On the other hand, Gross remarks,

…lending money recklessly to obscenely rich white guys, such as Richard Fuld of Lehman Brothers, or Jimmy Cayne of Bear Stearns, can be really risky. In fact, it’s even more risky, since they have a lot more borrowing capacity. And, here, again, it’s difficult to imagine how Jimmy Carter could be responsible for the supremely poor decision-making seen in the financial system. I await the Krauthammer column in which he points out the specific provision of the Community Reinvestment Act that forced Bear Stearns to run with an absurd leverage ratio of 33:1, that instructed Bear Stearns hedge-fund managers to blow up hundreds of millions of their clients money, and that required its septuagenarian CEO to play bridge while his company ran into trouble.

Poor regulation and oversight and the repeal of interstate banking laws that enabled fly-by-night mortgage brokers and retail banks to sell bad loans immediately to investment banks who then chopped these loans up into creatively-conceived investment vehicles which were then sold and resold and resold again with leveraged money – none of these issues have anything to do with poor people buying houses.

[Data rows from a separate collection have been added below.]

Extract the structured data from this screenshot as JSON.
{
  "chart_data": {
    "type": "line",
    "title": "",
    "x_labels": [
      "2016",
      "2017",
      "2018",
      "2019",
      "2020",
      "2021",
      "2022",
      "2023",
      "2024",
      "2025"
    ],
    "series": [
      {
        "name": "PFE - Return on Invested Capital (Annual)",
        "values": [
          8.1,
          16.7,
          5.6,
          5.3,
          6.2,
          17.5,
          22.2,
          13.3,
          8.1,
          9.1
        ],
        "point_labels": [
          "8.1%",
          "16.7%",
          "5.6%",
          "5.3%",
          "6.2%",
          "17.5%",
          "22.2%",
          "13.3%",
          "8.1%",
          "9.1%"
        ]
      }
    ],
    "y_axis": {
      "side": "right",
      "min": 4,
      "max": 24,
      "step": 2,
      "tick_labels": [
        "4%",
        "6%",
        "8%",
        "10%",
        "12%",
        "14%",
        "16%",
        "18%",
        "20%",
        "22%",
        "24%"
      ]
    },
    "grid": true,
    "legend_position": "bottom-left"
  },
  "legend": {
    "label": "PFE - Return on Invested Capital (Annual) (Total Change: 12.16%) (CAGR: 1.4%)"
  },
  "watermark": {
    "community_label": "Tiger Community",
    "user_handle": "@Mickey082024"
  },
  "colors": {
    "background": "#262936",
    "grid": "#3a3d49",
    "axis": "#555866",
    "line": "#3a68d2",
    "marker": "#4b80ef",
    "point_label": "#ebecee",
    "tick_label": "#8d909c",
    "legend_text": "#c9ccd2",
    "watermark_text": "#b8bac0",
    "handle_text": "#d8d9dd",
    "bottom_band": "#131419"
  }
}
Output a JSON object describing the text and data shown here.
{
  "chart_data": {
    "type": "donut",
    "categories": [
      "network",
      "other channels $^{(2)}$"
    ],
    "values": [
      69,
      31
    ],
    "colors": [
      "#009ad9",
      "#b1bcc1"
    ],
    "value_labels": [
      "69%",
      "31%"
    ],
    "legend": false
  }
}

It appears that there is plenty of blame to go around, but the blame ultimately rests not with the understandable and noble desire for home ownership, but rather with the very human tendency towards greed during boom times. The refusal of the government to enforce existing regulations or to maintain proper oversight fed this greed. Many financial firms in turn completely ditched any voluntary adherence to fiduciary responsibility, overthrowing such archaic notions easily and quickly when faced with the promise of enormous profits. Stockholders were loathe to stop this runaway train while their returns were still spiking, and soon they came to expect these consistently ridiculously-high returns no matter what the market conditions.

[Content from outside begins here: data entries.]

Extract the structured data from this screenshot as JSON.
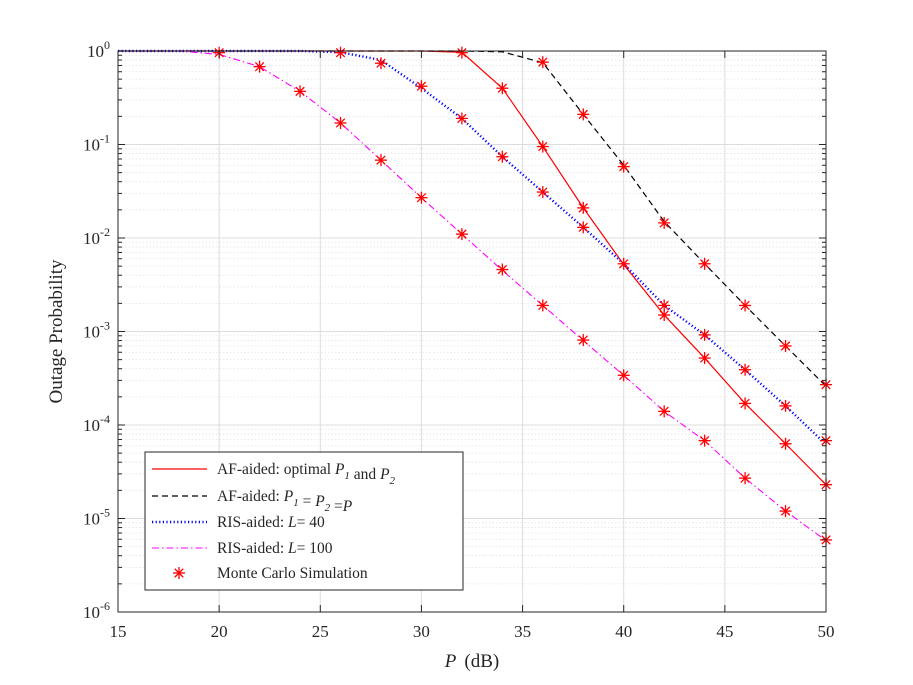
{
  "chart_data": {
    "type": "line",
    "yscale": "log",
    "xlabel": "(dB)",
    "xlabel_var": "P",
    "ylabel": "Outage Probability",
    "xlim": [
      15,
      50
    ],
    "ylim_exponents": [
      -6,
      0
    ],
    "xticks": [
      15,
      20,
      25,
      30,
      35,
      40,
      45,
      50
    ],
    "yticks": [
      -6,
      -5,
      -4,
      -3,
      -2,
      -1,
      0
    ],
    "ytick_base": "10",
    "grid": true,
    "legend_position": "bottom-left",
    "series": [
      {
        "name": "AF-aided: optimal P1 and P2",
        "legend_parts": [
          {
            "t": "AF-aided: optimal ",
            "s": "n"
          },
          {
            "t": "P",
            "s": "i"
          },
          {
            "t": "1",
            "s": "sub"
          },
          {
            "t": " and ",
            "s": "n"
          },
          {
            "t": "P",
            "s": "i"
          },
          {
            "t": "2",
            "s": "sub"
          }
        ],
        "color": "#ff0000",
        "style": "solid",
        "x": [
          15,
          30,
          32,
          34,
          36,
          38,
          40,
          42,
          44,
          46,
          48,
          50
        ],
        "y": [
          1.0,
          1.0,
          0.97,
          0.4,
          0.095,
          0.021,
          0.0052,
          0.0015,
          0.00052,
          0.00017,
          6.3e-05,
          2.3e-05
        ]
      },
      {
        "name": "AF-aided: P1 = P2 =P",
        "legend_parts": [
          {
            "t": "AF-aided: ",
            "s": "n"
          },
          {
            "t": "P",
            "s": "i"
          },
          {
            "t": "1",
            "s": "sub"
          },
          {
            "t": " = ",
            "s": "n"
          },
          {
            "t": "P",
            "s": "i"
          },
          {
            "t": "2",
            "s": "sub"
          },
          {
            "t": " =",
            "s": "n"
          },
          {
            "t": "P",
            "s": "i"
          }
        ],
        "color": "#000000",
        "style": "dashed",
        "x": [
          15,
          32,
          34,
          36,
          38,
          40,
          42,
          44,
          46,
          48,
          50
        ],
        "y": [
          1.0,
          1.0,
          0.98,
          0.75,
          0.21,
          0.06,
          0.015,
          0.0053,
          0.0019,
          0.0007,
          0.00026
        ]
      },
      {
        "name": "RIS-aided: L= 40",
        "legend_parts": [
          {
            "t": "RIS-aided: ",
            "s": "n"
          },
          {
            "t": "L",
            "s": "i"
          },
          {
            "t": "= 40",
            "s": "n"
          }
        ],
        "color": "#0000ff",
        "style": "dotted",
        "x": [
          15,
          24,
          26,
          28,
          30,
          32,
          34,
          36,
          38,
          40,
          42,
          44,
          46,
          48,
          50
        ],
        "y": [
          1.0,
          1.0,
          0.97,
          0.8,
          0.4,
          0.19,
          0.074,
          0.031,
          0.013,
          0.0053,
          0.0019,
          0.00092,
          0.00039,
          0.00016,
          6.2e-05
        ]
      },
      {
        "name": "RIS-aided: L= 100",
        "legend_parts": [
          {
            "t": "RIS-aided: ",
            "s": "n"
          },
          {
            "t": "L",
            "s": "i"
          },
          {
            "t": "= 100",
            "s": "n"
          }
        ],
        "color": "#ff00ff",
        "style": "dashdot",
        "x": [
          15,
          18,
          20,
          22,
          24,
          26,
          28,
          30,
          32,
          34,
          36,
          38,
          40,
          42,
          44,
          46,
          48,
          50
        ],
        "y": [
          1.0,
          1.0,
          0.92,
          0.68,
          0.37,
          0.17,
          0.068,
          0.027,
          0.011,
          0.0045,
          0.0019,
          0.0008,
          0.00034,
          0.00014,
          6.8e-05,
          2.7e-05,
          1.2e-05,
          5.8e-06
        ]
      }
    ],
    "markers": {
      "name": "Monte Carlo Simulation",
      "color": "#ff0000",
      "symbol": "*",
      "points": [
        [
          20,
          0.96
        ],
        [
          22,
          0.68
        ],
        [
          24,
          0.37
        ],
        [
          26,
          0.17
        ],
        [
          28,
          0.068
        ],
        [
          30,
          0.027
        ],
        [
          32,
          0.011
        ],
        [
          34,
          0.0046
        ],
        [
          36,
          0.0019
        ],
        [
          38,
          0.00081
        ],
        [
          40,
          0.00034
        ],
        [
          42,
          0.00014
        ],
        [
          44,
          6.8e-05
        ],
        [
          46,
          2.7e-05
        ],
        [
          48,
          1.2e-05
        ],
        [
          50,
          5.9e-06
        ],
        [
          26,
          0.96
        ],
        [
          28,
          0.74
        ],
        [
          30,
          0.42
        ],
        [
          32,
          0.19
        ],
        [
          34,
          0.074
        ],
        [
          36,
          0.031
        ],
        [
          38,
          0.013
        ],
        [
          42,
          0.0019
        ],
        [
          44,
          0.00092
        ],
        [
          46,
          0.00039
        ],
        [
          48,
          0.00016
        ],
        [
          50,
          6.8e-05
        ],
        [
          32,
          0.96
        ],
        [
          34,
          0.4
        ],
        [
          36,
          0.095
        ],
        [
          38,
          0.021
        ],
        [
          40,
          0.0053
        ],
        [
          42,
          0.0015
        ],
        [
          44,
          0.00052
        ],
        [
          46,
          0.00017
        ],
        [
          48,
          6.3e-05
        ],
        [
          50,
          2.3e-05
        ],
        [
          36,
          0.76
        ],
        [
          38,
          0.21
        ],
        [
          40,
          0.058
        ],
        [
          42,
          0.0145
        ],
        [
          44,
          0.0053
        ],
        [
          46,
          0.0019
        ],
        [
          48,
          0.0007
        ],
        [
          50,
          0.00027
        ]
      ]
    }
  }
}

What was so terrible about the boring old days when lending institutions had to stand by the mortgages they wrote? Wells Fargo, one of the few big subprime lenders that actually kept and serviced its own mortgages, is still in fairly decent shape. Underwriting a mortgage you have to keep on your books is bound to be a more serious process than underwriting one you intend to sell to a glorified gambler minutes after closing the loan. This makes such simple sense it is hard to believe today that it was overlooked.

But that’s what happens when people catch boom fever. Reason goes right out the window.

Right now, one out of six American homeowners is upside down on their mortgage, with no end in sight to the downward spiral. Blame Jimmy Carter if you must. But don’t expect any of those homeowners, many of whom probably live right on your block, to take you seriously.